I'm quite amused by you trying to question my competence for giving CSP as a well known example of defence in depth though.

You are still missing the point, let`s spell it out to you: you first need to make sure your web app is secure against main threats not against threats that are rarely used - that was main point. Of course there are lots of ways to attack and lots of ways to defend, but if your main defences are down there is no difference you do some kind systems defence or not.

It is good development practices to keep backward compatibility and not to remove features only due to security. That's not an attitude compatible with making systems with decent privacy and security.

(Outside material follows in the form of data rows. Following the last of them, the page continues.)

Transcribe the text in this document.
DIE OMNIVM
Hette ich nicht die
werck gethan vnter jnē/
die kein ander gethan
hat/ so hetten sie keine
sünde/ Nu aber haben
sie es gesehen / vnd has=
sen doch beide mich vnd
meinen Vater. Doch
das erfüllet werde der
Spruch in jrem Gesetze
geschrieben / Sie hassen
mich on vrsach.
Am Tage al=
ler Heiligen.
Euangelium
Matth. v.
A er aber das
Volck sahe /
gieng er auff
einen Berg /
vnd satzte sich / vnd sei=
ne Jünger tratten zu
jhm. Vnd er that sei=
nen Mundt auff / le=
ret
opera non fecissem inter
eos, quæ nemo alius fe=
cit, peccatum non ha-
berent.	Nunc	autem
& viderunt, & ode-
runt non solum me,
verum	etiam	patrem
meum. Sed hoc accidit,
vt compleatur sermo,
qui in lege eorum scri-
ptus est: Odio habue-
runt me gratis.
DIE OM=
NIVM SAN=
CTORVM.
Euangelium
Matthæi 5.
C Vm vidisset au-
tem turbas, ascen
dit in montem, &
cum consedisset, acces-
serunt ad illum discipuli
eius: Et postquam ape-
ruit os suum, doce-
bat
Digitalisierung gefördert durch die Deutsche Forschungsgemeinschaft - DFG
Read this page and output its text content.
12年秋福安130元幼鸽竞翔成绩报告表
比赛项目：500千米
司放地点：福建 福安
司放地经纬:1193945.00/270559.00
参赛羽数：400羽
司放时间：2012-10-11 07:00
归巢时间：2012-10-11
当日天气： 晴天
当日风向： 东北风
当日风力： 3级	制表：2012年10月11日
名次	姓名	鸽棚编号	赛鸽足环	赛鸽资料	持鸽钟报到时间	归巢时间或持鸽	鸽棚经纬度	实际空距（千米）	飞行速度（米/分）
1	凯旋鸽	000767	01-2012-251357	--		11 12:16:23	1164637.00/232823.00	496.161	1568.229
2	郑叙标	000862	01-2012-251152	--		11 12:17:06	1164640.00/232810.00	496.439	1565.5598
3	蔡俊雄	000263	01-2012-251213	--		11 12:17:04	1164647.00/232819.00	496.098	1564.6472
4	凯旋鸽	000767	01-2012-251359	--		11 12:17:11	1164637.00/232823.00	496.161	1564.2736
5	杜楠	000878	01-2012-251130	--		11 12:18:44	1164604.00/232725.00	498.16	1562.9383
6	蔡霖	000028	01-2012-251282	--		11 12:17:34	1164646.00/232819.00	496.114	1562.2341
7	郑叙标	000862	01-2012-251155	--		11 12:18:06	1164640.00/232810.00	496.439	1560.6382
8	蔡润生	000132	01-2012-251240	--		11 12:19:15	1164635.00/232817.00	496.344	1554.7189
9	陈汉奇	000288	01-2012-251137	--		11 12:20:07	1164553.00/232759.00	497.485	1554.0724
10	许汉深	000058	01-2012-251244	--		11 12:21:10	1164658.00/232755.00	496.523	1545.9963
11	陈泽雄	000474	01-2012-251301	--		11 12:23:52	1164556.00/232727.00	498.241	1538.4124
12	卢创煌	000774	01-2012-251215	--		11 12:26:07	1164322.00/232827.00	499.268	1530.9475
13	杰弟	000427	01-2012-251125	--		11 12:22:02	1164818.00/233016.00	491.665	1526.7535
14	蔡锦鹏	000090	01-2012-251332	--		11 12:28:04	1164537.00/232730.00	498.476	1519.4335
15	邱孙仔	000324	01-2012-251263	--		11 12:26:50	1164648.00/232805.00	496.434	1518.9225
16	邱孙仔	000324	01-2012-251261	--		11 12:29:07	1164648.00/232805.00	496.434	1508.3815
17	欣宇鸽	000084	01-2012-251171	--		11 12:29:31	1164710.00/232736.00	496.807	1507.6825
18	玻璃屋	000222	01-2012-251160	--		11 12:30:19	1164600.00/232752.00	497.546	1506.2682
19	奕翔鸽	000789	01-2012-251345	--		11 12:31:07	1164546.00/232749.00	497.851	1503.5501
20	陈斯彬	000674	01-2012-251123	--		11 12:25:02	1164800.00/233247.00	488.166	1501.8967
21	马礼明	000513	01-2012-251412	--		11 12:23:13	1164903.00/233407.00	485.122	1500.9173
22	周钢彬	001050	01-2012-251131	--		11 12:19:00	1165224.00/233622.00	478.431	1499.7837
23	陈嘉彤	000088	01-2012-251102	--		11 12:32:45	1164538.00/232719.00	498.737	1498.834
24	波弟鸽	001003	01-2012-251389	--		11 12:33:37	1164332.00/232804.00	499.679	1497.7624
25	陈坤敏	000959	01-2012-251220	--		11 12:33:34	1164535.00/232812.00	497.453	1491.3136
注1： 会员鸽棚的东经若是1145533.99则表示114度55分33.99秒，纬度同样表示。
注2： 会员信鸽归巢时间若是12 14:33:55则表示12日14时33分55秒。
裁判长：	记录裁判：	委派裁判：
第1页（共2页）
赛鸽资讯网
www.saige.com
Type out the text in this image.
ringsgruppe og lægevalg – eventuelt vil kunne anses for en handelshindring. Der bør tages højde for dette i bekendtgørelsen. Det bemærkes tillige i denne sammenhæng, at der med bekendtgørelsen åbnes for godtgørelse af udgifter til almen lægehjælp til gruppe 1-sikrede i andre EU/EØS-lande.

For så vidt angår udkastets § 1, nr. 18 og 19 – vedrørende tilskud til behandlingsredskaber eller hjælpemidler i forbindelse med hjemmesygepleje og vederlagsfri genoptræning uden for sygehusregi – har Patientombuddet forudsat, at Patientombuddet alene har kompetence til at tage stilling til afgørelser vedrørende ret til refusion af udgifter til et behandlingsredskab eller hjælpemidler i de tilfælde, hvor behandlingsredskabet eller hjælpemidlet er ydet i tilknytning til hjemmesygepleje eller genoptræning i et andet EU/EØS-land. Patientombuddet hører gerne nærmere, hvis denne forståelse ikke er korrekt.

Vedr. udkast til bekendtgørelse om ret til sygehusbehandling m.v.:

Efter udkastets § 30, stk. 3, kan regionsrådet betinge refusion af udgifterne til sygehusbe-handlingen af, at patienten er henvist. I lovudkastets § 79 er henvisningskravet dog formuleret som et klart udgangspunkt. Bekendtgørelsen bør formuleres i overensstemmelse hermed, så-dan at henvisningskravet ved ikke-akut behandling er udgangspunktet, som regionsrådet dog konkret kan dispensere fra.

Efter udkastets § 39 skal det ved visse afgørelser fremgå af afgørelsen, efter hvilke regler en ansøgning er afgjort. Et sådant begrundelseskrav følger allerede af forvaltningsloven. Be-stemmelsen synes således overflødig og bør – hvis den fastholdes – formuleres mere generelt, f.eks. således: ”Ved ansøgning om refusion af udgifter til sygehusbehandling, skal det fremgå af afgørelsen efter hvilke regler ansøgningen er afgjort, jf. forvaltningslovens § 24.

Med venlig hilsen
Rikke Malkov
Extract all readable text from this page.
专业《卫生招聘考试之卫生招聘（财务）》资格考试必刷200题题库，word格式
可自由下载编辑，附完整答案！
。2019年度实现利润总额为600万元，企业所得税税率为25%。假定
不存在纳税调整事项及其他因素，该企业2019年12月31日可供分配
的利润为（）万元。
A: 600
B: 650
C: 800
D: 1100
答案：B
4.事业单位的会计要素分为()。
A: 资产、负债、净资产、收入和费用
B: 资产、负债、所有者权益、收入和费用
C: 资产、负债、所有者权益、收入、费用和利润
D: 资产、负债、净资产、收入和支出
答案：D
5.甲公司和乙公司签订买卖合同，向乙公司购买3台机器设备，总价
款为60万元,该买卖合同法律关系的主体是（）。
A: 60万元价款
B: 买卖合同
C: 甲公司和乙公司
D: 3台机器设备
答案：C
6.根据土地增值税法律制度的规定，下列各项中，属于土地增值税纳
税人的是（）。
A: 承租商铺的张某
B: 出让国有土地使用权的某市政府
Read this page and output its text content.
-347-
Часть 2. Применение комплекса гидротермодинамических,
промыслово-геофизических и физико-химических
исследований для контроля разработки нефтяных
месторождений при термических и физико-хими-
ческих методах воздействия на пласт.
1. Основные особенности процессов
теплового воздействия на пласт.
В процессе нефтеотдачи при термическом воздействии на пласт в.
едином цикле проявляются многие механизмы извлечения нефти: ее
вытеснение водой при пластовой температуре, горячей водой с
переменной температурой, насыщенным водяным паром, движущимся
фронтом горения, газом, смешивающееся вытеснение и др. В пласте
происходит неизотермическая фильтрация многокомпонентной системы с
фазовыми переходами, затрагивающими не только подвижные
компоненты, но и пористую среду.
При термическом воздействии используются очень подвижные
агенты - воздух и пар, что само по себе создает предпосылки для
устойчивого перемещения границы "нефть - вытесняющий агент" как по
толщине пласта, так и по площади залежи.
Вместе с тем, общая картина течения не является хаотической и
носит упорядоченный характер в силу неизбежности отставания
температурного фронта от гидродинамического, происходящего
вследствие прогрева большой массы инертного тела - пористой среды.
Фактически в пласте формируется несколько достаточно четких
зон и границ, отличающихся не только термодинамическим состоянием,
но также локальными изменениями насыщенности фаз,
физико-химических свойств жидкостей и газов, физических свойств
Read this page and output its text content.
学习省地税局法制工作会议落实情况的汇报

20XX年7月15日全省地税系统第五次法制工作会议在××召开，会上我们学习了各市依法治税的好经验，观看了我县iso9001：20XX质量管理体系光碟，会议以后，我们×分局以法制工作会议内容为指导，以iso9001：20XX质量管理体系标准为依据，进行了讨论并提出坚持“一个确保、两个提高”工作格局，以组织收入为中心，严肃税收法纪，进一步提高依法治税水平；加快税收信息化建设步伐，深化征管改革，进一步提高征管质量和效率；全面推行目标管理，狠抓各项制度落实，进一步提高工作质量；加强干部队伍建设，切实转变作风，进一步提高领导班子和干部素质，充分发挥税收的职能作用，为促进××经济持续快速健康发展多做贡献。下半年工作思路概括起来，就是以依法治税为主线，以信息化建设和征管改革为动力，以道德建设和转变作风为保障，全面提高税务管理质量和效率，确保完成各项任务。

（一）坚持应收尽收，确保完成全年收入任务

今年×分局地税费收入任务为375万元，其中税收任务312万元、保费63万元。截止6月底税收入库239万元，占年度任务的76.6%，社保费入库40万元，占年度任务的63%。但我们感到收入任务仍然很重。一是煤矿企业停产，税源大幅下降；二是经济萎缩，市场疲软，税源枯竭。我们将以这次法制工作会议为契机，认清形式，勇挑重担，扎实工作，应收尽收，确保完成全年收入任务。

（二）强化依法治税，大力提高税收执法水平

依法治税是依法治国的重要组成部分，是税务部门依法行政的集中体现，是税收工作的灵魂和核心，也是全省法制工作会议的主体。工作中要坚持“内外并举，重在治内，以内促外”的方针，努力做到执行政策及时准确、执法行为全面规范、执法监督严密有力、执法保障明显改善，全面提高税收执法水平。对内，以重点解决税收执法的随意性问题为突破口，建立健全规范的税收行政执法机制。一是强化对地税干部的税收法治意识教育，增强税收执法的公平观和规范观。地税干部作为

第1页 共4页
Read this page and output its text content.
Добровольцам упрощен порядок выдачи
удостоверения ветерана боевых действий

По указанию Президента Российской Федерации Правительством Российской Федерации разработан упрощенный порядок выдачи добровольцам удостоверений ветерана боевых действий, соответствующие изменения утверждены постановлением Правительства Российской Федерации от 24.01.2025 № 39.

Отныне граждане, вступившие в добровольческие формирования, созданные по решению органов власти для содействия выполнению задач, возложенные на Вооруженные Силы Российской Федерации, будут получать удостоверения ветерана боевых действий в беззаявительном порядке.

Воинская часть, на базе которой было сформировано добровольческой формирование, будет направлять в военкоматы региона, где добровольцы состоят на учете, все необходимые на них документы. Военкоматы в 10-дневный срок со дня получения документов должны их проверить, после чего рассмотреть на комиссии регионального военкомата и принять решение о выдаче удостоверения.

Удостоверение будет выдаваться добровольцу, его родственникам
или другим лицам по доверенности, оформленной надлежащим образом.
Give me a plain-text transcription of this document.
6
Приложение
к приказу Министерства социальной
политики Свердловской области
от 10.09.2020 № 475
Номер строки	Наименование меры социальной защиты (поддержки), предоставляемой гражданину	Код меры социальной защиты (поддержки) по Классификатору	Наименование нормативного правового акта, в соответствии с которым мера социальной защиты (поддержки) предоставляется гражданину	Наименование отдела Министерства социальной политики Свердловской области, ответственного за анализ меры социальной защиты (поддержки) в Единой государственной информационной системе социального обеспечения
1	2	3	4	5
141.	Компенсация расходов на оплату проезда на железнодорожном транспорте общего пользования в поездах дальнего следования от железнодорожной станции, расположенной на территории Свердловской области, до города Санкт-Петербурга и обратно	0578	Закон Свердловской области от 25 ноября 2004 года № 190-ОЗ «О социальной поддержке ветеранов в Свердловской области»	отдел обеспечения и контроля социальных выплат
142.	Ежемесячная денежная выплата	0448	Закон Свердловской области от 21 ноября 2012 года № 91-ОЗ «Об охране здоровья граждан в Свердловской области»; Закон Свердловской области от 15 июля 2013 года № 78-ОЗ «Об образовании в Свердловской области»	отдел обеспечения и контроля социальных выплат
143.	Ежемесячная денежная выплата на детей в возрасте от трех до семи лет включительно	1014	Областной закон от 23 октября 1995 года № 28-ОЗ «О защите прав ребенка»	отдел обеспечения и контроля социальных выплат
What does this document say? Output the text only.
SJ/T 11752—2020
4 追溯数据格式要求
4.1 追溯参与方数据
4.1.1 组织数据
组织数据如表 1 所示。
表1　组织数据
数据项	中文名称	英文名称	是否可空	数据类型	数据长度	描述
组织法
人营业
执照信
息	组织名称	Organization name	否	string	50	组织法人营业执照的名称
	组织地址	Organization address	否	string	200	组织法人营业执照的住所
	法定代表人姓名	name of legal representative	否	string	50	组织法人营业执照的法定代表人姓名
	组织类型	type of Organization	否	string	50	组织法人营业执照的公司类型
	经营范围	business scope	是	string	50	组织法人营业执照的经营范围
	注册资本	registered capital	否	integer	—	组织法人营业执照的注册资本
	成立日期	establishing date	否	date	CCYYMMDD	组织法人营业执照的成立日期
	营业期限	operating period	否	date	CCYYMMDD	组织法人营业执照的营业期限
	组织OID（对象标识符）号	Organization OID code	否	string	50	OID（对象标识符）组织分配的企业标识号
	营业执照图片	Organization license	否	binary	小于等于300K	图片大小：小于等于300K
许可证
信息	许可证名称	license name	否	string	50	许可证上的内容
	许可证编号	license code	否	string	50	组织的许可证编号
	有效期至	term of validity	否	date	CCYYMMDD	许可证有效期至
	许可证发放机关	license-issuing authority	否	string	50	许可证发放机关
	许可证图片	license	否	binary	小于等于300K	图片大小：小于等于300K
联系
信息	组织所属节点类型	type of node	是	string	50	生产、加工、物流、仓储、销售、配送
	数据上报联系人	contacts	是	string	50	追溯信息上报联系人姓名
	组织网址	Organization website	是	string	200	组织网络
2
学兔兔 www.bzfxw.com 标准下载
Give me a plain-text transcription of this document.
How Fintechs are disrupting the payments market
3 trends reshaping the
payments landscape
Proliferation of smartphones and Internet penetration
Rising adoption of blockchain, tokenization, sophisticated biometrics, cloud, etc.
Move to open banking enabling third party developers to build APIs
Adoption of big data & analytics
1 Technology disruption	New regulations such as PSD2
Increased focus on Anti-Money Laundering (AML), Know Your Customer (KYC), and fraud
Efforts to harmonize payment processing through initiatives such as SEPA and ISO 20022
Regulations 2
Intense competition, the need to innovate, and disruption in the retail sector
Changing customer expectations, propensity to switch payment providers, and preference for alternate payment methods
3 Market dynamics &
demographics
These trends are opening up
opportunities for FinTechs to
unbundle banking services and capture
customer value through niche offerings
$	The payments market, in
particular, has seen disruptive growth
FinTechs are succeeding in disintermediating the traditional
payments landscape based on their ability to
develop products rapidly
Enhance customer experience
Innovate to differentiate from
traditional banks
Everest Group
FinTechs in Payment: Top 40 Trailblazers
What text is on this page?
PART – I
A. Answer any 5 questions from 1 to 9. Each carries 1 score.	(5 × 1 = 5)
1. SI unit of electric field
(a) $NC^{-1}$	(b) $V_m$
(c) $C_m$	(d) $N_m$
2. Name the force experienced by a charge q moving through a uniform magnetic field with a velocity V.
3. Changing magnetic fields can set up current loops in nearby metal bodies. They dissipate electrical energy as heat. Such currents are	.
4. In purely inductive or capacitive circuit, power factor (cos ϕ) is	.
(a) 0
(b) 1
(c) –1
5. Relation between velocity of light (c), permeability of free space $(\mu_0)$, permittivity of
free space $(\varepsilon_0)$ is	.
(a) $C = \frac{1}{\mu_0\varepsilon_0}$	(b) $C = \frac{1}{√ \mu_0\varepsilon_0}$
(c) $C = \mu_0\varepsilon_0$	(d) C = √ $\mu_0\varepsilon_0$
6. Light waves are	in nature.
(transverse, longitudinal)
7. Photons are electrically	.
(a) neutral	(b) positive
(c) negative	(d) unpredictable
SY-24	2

That is absolutely attitude you should take - if you have nothing to do security for (no users) there is no difference in security measures you take.

Software development involves balancing competing concerns and making design choices that achieve good compromises between them. The competing concerns are evolving and not something static.

Yes of course, but when you make security more important then functionality you loose functionality, you loose users.

No, I'm not misrepresenting facts. You're trying to project what you're repeatedly doing onto me is something that other people are able to easily see through. It's you who brought up these other topics in your poorly informed, inaccurate rants about other topics.

Yes you are. The part you are commenting about was only about how you sacrifice functionality of app due to security, to be precise exec data directory. SAF was mentioned in absolutely different context (as other losses due to Google change of mind). And to my best knowledge SAF in no way changes exec permission on Android Q, SELinux does that.

If you don't want to be called out on your bullshit, don't do it in the first place.

You calling this bullshit - telling millions of users - no your app cant work because some "security expert" decided - no you cant use some functions because he thinks it is more secure. You know how many of users that apps I work on had complains about security / privacy - 0 ? Now image what will happen when app goes down because critical functionality is denied due to security.

So before calling something bullshit first at least make some project that has not 10 users, sell it and then try to tell those users that it will not work anymore just because of yea you know - security.

This whole discussion is should about how bad it is to deny exec in data directory and proper workarounds (not VM or ptrace) if any.

You are repeatedly being disingenuous, manipulative and dishonest.

You calling me dishonest, really? when you outright lie, just for example one of your lies on sandbox is allowed by policy, when it is clearly stated that only VM is allowed:

It's allowed as long as it's in a meaningful sandbox.

If you want to discuss more about this please grow up and go back to main topic, otherwise at least be civilized while commenting.

Grimler91 commented 5 years ago

I'll mark future comments (and some of the previous comments) that are about philosophical topics (in my opinion) rather than about the android Q security enhancement and what it means for termux as spam.

TheBrokenRail commented 5 years ago

Is this a potential use case for Dynamic Delivery using App Bundles?

Android App Bundles seem to have an issue where they force extractNativeLibs to be false.

TheBrokenRail commented 5 years ago

You can force extractNativeLibs=true in an Android App Bundle, by placing android.bundle.enableUncompressedNativeLibs=false into gradle.properties.